KAIN DI JAWA

Rp 110.000

Penulis:Siti Maziyah
Tebal:xxxiii + 334 halaman
Dimensi:13 x 19 cm
Berat:400 gram
ISBN:

 

Deskripsi

Kain di Jawa Dari Era Mataram Kuno hingga Majapahit

SEJAK kapan penduduk Jawa berpakaian? Apakah Homo wajakensis dan Homo soloensis yang hidup di lapisan Pleistosen Atas (120.000-11.800 tahun lalu) sudah menutup bagian tubuh mereka dengan kulit kayu atau kulit binatang? Minimnya bukti arkeologis membuat pertanyaan itu sulit dijawab. Namun ahli purbakala mengidentifikasi penutur bahasa Austronesia yang mulai menghuni Pulau Jawa sejak 2000 tahun Sebelum Masehi sudah mengenakan pakaian.

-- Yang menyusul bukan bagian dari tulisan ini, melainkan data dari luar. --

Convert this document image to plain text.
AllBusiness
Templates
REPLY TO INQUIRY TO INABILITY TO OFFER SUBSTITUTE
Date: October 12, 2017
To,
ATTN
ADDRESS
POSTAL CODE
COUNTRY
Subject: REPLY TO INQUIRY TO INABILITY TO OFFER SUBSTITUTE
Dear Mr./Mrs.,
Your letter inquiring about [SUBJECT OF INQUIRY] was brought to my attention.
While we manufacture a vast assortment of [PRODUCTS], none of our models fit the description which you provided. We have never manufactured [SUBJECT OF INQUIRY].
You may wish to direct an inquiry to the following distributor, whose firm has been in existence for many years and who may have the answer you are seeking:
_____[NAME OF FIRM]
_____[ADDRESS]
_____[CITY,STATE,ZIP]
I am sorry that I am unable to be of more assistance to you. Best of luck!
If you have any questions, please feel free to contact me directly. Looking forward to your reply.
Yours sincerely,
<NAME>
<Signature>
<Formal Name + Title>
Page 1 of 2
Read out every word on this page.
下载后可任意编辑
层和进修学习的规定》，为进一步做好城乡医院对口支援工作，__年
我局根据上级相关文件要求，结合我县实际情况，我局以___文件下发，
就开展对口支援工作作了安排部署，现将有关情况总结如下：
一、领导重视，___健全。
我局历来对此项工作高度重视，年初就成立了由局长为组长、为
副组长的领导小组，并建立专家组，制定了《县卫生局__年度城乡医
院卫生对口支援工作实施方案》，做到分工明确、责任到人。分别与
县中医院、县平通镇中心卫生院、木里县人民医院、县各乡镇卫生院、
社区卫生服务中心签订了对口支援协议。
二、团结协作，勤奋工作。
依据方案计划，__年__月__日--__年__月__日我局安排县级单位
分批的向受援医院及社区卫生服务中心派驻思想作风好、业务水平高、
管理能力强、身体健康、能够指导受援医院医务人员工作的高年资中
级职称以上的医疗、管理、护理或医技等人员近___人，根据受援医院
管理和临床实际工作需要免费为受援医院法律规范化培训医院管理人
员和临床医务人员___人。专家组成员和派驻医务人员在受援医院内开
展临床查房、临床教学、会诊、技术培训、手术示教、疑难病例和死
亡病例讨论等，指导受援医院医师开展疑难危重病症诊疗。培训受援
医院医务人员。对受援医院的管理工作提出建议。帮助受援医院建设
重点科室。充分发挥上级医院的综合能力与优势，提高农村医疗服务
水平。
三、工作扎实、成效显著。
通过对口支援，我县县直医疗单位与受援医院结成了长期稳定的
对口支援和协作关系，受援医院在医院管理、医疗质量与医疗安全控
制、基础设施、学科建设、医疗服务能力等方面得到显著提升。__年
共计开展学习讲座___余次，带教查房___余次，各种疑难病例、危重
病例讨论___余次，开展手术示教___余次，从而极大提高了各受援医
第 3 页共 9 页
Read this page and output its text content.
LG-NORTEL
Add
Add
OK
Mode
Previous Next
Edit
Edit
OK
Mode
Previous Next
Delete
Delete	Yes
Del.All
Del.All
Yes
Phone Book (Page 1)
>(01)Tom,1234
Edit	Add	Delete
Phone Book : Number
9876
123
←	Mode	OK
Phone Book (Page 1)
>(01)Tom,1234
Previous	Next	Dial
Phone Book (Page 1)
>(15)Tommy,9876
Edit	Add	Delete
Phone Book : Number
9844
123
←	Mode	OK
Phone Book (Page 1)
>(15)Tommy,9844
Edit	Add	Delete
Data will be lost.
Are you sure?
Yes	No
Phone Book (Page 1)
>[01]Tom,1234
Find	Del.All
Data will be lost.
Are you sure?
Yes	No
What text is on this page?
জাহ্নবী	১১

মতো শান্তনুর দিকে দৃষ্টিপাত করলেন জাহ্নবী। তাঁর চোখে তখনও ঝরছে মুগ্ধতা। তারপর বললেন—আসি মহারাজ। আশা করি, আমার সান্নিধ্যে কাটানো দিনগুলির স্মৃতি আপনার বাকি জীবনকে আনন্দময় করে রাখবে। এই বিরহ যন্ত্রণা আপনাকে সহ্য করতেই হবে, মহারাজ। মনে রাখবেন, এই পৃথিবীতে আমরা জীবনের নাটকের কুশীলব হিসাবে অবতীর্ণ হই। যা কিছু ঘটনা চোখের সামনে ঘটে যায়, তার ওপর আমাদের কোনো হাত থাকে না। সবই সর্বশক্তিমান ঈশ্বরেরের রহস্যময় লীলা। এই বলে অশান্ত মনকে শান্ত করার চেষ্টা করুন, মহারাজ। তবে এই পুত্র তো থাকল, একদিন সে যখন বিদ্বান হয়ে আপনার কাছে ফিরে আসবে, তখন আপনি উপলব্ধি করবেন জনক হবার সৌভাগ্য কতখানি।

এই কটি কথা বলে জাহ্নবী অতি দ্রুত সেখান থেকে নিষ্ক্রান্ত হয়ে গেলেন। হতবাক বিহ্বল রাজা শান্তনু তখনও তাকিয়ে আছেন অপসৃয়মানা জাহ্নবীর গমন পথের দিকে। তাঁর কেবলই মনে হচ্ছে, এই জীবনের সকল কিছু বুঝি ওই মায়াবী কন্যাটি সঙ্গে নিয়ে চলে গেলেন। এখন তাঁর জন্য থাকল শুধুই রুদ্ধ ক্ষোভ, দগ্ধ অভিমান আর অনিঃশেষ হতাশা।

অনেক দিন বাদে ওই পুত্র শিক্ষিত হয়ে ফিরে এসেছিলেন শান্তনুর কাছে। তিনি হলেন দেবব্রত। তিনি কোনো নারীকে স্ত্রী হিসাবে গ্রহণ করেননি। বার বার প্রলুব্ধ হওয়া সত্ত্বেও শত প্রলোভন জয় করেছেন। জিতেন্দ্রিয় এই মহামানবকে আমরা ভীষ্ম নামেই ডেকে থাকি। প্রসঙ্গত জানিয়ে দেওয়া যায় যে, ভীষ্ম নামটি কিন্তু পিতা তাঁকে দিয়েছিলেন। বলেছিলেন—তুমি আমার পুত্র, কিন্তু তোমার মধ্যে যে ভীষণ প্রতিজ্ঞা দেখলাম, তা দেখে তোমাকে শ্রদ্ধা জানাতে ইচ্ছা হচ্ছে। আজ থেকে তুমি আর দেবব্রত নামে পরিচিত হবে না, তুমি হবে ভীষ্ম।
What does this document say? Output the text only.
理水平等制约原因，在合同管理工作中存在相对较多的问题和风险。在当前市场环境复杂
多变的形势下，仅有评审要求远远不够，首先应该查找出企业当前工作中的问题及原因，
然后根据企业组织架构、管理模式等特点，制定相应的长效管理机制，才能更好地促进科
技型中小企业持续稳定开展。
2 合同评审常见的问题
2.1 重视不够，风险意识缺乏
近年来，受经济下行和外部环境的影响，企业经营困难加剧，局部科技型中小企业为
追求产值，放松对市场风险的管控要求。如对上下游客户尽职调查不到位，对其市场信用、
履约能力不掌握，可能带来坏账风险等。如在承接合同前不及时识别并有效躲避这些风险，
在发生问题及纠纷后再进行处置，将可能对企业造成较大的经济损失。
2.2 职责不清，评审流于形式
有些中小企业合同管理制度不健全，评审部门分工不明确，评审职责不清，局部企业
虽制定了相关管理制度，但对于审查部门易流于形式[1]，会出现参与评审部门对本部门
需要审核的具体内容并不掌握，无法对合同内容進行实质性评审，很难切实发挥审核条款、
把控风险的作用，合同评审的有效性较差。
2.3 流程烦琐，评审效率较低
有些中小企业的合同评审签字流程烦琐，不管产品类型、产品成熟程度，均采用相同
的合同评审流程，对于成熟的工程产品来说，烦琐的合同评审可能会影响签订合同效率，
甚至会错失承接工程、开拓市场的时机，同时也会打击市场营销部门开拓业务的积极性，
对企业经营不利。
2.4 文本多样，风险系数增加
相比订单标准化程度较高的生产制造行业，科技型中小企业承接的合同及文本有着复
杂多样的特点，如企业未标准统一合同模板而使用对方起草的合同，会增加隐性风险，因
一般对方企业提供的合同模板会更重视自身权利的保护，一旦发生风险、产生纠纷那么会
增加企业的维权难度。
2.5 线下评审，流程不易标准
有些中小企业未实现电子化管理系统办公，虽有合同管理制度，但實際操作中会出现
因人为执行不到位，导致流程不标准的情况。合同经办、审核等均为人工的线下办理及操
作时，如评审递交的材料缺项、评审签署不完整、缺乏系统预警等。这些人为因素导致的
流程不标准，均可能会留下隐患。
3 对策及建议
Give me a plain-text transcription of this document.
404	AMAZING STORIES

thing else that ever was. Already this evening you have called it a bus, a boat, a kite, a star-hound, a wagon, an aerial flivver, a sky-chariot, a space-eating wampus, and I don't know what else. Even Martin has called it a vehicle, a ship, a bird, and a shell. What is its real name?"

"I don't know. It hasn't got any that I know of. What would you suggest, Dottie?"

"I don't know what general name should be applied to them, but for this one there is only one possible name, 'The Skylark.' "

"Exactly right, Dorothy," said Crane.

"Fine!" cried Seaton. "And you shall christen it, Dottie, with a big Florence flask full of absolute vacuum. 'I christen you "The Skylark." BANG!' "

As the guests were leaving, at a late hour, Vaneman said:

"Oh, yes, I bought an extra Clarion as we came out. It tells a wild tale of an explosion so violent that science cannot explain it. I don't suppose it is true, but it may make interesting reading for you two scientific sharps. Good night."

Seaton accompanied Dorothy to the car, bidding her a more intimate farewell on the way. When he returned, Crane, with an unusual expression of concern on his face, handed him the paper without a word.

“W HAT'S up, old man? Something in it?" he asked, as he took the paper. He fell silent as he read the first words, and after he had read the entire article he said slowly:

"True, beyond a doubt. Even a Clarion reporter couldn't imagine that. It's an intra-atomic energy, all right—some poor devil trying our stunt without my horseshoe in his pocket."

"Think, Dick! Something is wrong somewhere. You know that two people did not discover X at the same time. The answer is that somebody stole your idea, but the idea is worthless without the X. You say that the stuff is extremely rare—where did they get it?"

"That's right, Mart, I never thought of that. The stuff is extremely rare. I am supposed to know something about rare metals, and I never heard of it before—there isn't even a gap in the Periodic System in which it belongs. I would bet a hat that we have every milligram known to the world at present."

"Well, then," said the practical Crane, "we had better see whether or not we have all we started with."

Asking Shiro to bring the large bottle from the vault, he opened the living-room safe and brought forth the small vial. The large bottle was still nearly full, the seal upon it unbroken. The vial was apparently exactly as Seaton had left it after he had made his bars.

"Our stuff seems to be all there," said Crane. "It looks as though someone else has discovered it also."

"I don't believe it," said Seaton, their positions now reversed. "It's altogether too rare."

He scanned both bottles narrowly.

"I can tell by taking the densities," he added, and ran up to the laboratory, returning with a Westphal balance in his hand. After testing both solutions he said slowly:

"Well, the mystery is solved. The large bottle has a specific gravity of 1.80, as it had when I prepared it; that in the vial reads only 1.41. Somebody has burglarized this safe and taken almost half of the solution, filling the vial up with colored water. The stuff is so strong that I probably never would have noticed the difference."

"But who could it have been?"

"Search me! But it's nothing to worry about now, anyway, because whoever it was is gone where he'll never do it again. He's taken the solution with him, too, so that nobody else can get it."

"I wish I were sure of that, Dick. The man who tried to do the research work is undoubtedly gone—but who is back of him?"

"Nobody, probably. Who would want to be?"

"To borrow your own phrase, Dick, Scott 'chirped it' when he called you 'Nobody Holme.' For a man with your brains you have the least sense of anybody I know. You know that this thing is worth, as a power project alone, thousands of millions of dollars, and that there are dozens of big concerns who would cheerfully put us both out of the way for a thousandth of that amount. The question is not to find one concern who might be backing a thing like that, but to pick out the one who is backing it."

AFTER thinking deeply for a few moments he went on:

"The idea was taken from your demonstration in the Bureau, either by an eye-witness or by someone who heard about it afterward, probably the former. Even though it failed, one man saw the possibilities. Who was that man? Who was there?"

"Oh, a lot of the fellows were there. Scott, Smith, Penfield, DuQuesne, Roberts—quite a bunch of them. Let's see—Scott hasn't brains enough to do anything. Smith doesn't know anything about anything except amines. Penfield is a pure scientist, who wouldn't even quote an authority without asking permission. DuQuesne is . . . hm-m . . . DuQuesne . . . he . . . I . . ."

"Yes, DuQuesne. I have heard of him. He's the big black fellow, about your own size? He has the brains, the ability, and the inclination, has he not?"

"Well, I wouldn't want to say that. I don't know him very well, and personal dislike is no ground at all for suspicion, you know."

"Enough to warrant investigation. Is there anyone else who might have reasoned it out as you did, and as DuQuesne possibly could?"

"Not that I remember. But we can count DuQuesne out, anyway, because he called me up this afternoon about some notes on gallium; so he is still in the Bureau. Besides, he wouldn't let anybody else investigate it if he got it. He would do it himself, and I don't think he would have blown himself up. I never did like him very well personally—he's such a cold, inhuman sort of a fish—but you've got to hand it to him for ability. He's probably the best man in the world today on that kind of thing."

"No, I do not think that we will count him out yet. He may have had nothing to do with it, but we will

Peter Bellwood dalam Prehistory of the Indo-Malaysian Archipelago menuturkan, selain membawa kebudayaan bercocok tanam, membangun permukiman, beternak, membuat gerabah, mengolah logam, menggunakan sumpit, mengunyah sirih, merajah tubuh, dan mengenal sistem kekerabatan, mereka juga telah menguasai teknik pembuatan pakaian, baik dari kulit kayu maupun serat tanaman.

Dalam perkembangannya, pakaian menjadi kebutuhan dasar manusia, tak terkecuali mereka yang hidup di Pulau Jawa. Mula-mula sebagai pelindung tubuh dari pengaruh lingkungan dan cuaca, lalu berkorelasi dengan masalah etika dan estetika. Terkait penggunaan kain dan pakaian, Kitab Sejarah Dinasti Liang (502-557 M), buku 54, mendeskripsikan kondisi sebuah negeri yang diperkirakan berada di bagian barat pantai utara Pulau Jawa:

“Negara Lang-ga-su atau Lang-ga terletak di samudra selatan. Panjangnya dari timur ke barat adalah 30 hari dan dari utara ke selatan 20 hari. Jaraknya dari Guangzhou 24.000 li. Iklim dan hasil buminya hampir sama dengan Siam. Gaharu yang memiliki kualitas berbeda dan minyak kamper melimpah di mana-mana. Baik pria maupun wanita tidak mengenakan penutup dada, tetapi mengenakan sarung katun untuk menutupi bagian bawah tubuh mereka. Rambut mereka dibiarkan tergerai. Raja dan kaum bangsawan mengenakan kain bergambar bunga yang tipis (selendang) untuk menutupi bagian atas tubuh. Mereka mengenakan ikat pinggang emas dan anting-anting emas di telinga mereka. Gadis-gadis muda menutupi tubuh mereka dengan kain katun dan mengenakan ikat pinggang sulam.” (W.P. Groeneveldt, 2009, hlm.14-15).

Dalam analisis Guru Besar Arkeologi UI, Prof. Agus Aris Munandar, Lang-ga-su identik dengan Tarumanagara, kerajaan bercorak Hindu-Buddha pertama di Pulau Jawa. Jika analisis tersebut benar, kita bisa melihat tingkat peradaban pakaian penduduk Jawa masa itu dari teks-teks berita Cina di atas. Keberadaan sarung katun dan kain bergambar bunga menunjukkan bahwa pada abad ke-6, mereka sudah mengenal tekstil yang dibuat menggunakan teknologi tenun, batik, atau sulam. Adapun penyebutan selendang dan ikat pinggang sulam mengindikasikan penggunaan aksesori dalam pakaian yang mereka kenakan.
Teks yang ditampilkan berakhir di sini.